Это была игра, в которую они играли даже и в присутствии Джона, хотя тот всегда старался для виду выразить свое неодобрение. Правда, Франческа подозревала, что Джон получал от рассказов Майкла не меньше удовольствия, чем она сама. Едва с обязательными упрашиваниями было покончено, как он весь обращался в слух.
Не то чтобы Майкл рассказывал им столь уж многое. Он был достаточно благоразумен. Но рассказы его были полны намеков и полунамеков и всегда оказывались очень занимательными.

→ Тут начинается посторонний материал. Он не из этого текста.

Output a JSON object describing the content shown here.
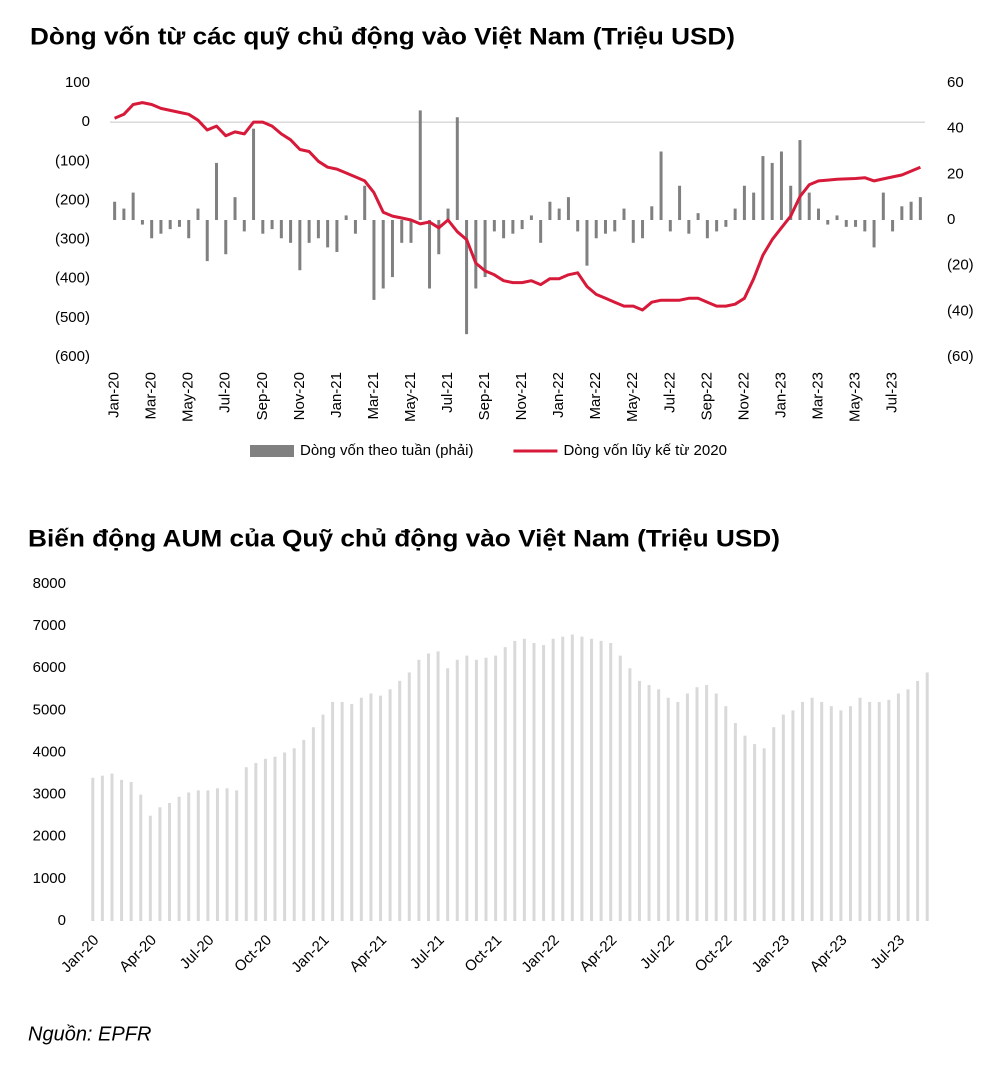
{
  "chart_data": [
    {
      "type": "combo",
      "title": "Dòng vốn từ các quỹ chủ động vào Việt Nam (Triệu USD)",
      "categories": [
        "Jan-20",
        null,
        null,
        null,
        "Mar-20",
        null,
        null,
        null,
        "May-20",
        null,
        null,
        null,
        "Jul-20",
        null,
        null,
        null,
        "Sep-20",
        null,
        null,
        null,
        "Nov-20",
        null,
        null,
        null,
        "Jan-21",
        null,
        null,
        null,
        "Mar-21",
        null,
        null,
        null,
        "May-21",
        null,
        null,
        null,
        "Jul-21",
        null,
        null,
        null,
        "Sep-21",
        null,
        null,
        null,
        "Nov-21",
        null,
        null,
        null,
        "Jan-22",
        null,
        null,
        null,
        "Mar-22",
        null,
        null,
        null,
        "May-22",
        null,
        null,
        null,
        "Jul-22",
        null,
        null,
        null,
        "Sep-22",
        null,
        null,
        null,
        "Nov-22",
        null,
        null,
        null,
        "Jan-23",
        null,
        null,
        null,
        "Mar-23",
        null,
        null,
        null,
        "May-23",
        null,
        null,
        null,
        "Jul-23",
        null,
        null,
        null
      ],
      "series": [
        {
          "name": "Dòng vốn theo tuần (phải)",
          "type": "bar",
          "axis": "y2",
          "color": "#808080",
          "values": [
            8,
            5,
            12,
            -2,
            -8,
            -6,
            -4,
            -3,
            -8,
            5,
            -18,
            25,
            -15,
            10,
            -5,
            40,
            -6,
            -4,
            -8,
            -10,
            -22,
            -10,
            -8,
            -12,
            -14,
            2,
            -6,
            15,
            -35,
            -30,
            -25,
            -10,
            -10,
            48,
            -30,
            -15,
            5,
            45,
            -50,
            -30,
            -25,
            -5,
            -8,
            -6,
            -4,
            2,
            -10,
            8,
            5,
            10,
            -5,
            -20,
            -8,
            -6,
            -5,
            5,
            -10,
            -8,
            6,
            30,
            -5,
            15,
            -6,
            3,
            -8,
            -5,
            -3,
            5,
            15,
            12,
            28,
            25,
            30,
            15,
            35,
            12,
            5,
            -2,
            2,
            -3,
            -3,
            -5,
            -12,
            12,
            -5,
            6,
            8,
            10
          ]
        },
        {
          "name": "Dòng vốn lũy kế từ 2020",
          "type": "line",
          "color": "#d7193a",
          "values": [
            10,
            20,
            45,
            50,
            45,
            35,
            30,
            25,
            20,
            5,
            -20,
            -10,
            -35,
            -25,
            -30,
            0,
            0,
            -10,
            -30,
            -45,
            -70,
            -75,
            -100,
            -115,
            -120,
            -130,
            -140,
            -150,
            -180,
            -230,
            -240,
            -245,
            -250,
            -260,
            -255,
            -270,
            -250,
            -280,
            -300,
            -360,
            -380,
            -390,
            -405,
            -410,
            -410,
            -405,
            -415,
            -400,
            -400,
            -390,
            -385,
            -420,
            -440,
            -450,
            -460,
            -470,
            -470,
            -480,
            -460,
            -455,
            -455,
            -455,
            -450,
            -450,
            -460,
            -470,
            -470,
            -465,
            -450,
            -400,
            -340,
            -300,
            -270,
            -240,
            -190,
            -160,
            -150,
            -148,
            -146,
            -145,
            -144,
            -142,
            -150,
            -145,
            -140,
            -135,
            -125,
            -115
          ]
        }
      ],
      "ylim": [
        -600,
        100
      ],
      "yticks": [
        100,
        0,
        {
          "value": -100,
          "label": "(100)"
        },
        {
          "value": -200,
          "label": "(200)"
        },
        {
          "value": -300,
          "label": "(300)"
        },
        {
          "value": -400,
          "label": "(400)"
        },
        {
          "value": -500,
          "label": "(500)"
        },
        {
          "value": -600,
          "label": "(600)"
        }
      ],
      "y2lim": [
        -60,
        60
      ],
      "y2ticks": [
        60,
        40,
        20,
        0,
        {
          "value": -20,
          "label": "(20)"
        },
        {
          "value": -40,
          "label": "(40)"
        },
        {
          "value": -60,
          "label": "(60)"
        }
      ],
      "negative_tick_color": "#c00000",
      "legend": "bottom"
    },
    {
      "type": "bar",
      "title": "Biến động AUM của Quỹ chủ động vào Việt Nam (Triệu USD)",
      "categories": [
        "Jan-20",
        null,
        null,
        null,
        null,
        null,
        "Apr-20",
        null,
        null,
        null,
        null,
        null,
        "Jul-20",
        null,
        null,
        null,
        null,
        null,
        "Oct-20",
        null,
        null,
        null,
        null,
        null,
        "Jan-21",
        null,
        null,
        null,
        null,
        null,
        "Apr-21",
        null,
        null,
        null,
        null,
        null,
        "Jul-21",
        null,
        null,
        null,
        null,
        null,
        "Oct-21",
        null,
        null,
        null,
        null,
        null,
        "Jan-22",
        null,
        null,
        null,
        null,
        null,
        "Apr-22",
        null,
        null,
        null,
        null,
        null,
        "Jul-22",
        null,
        null,
        null,
        null,
        null,
        "Oct-22",
        null,
        null,
        null,
        null,
        null,
        "Jan-23",
        null,
        null,
        null,
        null,
        null,
        "Apr-23",
        null,
        null,
        null,
        null,
        null,
        "Jul-23",
        null,
        null,
        null
      ],
      "values": [
        3400,
        3450,
        3500,
        3350,
        3300,
        3000,
        2500,
        2700,
        2800,
        2950,
        3050,
        3100,
        3100,
        3150,
        3150,
        3100,
        3650,
        3750,
        3850,
        3900,
        4000,
        4100,
        4300,
        4600,
        4900,
        5200,
        5200,
        5150,
        5300,
        5400,
        5350,
        5500,
        5700,
        5900,
        6200,
        6350,
        6400,
        6000,
        6200,
        6300,
        6200,
        6250,
        6300,
        6500,
        6650,
        6700,
        6600,
        6550,
        6700,
        6750,
        6800,
        6750,
        6700,
        6650,
        6600,
        6300,
        6000,
        5700,
        5600,
        5500,
        5300,
        5200,
        5400,
        5550,
        5600,
        5400,
        5100,
        4700,
        4400,
        4200,
        4100,
        4600,
        4900,
        5000,
        5200,
        5300,
        5200,
        5100,
        5000,
        5100,
        5300,
        5200,
        5200,
        5250,
        5400,
        5500,
        5700,
        5900
      ],
      "color": "#d9d9d9",
      "ylim": [
        0,
        8000
      ],
      "yticks": [
        0,
        1000,
        2000,
        3000,
        4000,
        5000,
        6000,
        7000,
        8000
      ],
      "source": "Nguồn: EPFR"
    }
  ]
}
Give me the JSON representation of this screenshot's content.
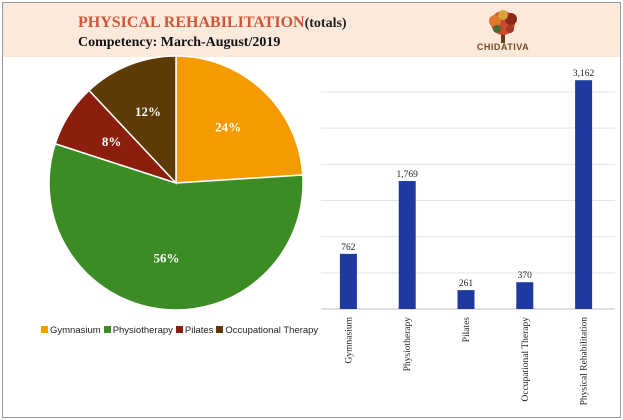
{
  "header": {
    "title": "PHYSICAL REHABILITATION",
    "title_suffix": "(totals)",
    "subtitle": "Competency: March-August/2019",
    "logo_text": "CHIDATIVA"
  },
  "chart_data": [
    {
      "type": "pie",
      "slices": [
        {
          "label": "Gymnasium",
          "value": 24,
          "display": "24%",
          "color": "#f59b00"
        },
        {
          "label": "Physiotherapy",
          "value": 56,
          "display": "56%",
          "color": "#3c8c25"
        },
        {
          "label": "Pilates",
          "value": 8,
          "display": "8%",
          "color": "#8b1e0c"
        },
        {
          "label": "Occupational Therapy",
          "value": 12,
          "display": "12%",
          "color": "#5e3a06"
        }
      ],
      "legend_position": "bottom"
    },
    {
      "type": "bar",
      "categories": [
        "Gymnasium",
        "Physiotherapy",
        "Pilates",
        "Occupational Therapy",
        "Physical Rehabilitation"
      ],
      "values": [
        762,
        1769,
        261,
        370,
        3162
      ],
      "value_labels": [
        "762",
        "1,769",
        "261",
        "370",
        "3,162"
      ],
      "ylim": [
        0,
        3400
      ],
      "grid": true,
      "color": "#1f3a9e"
    }
  ]
}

Джон с Франческой никогда в жизни не променяли бы своего блаженства в законном браке на что-нибудь иное, но кто же откажется послушать о чужих оргиях и кутежах?
— Боюсь, что на этой неделе я еще не успел совершить ничего безнравственного, — сказал Майкл, и они повернули за угол, на Кинг-стрит.
— Это ты-то? Не может быть!
— Сегодня только вторник, — напомнил он ей.
— Да, но, если не считать воскресенья, которое, я уверена, ты не стал бы осквернять, — тут она бросила на него взгляд, который ясно говорил, что она совершенно уверена, что он успел нагрешить всеми возможными способами без всякого учета дней недели, — все равно остается понедельник, а человек может успеть очень многое за понедельник.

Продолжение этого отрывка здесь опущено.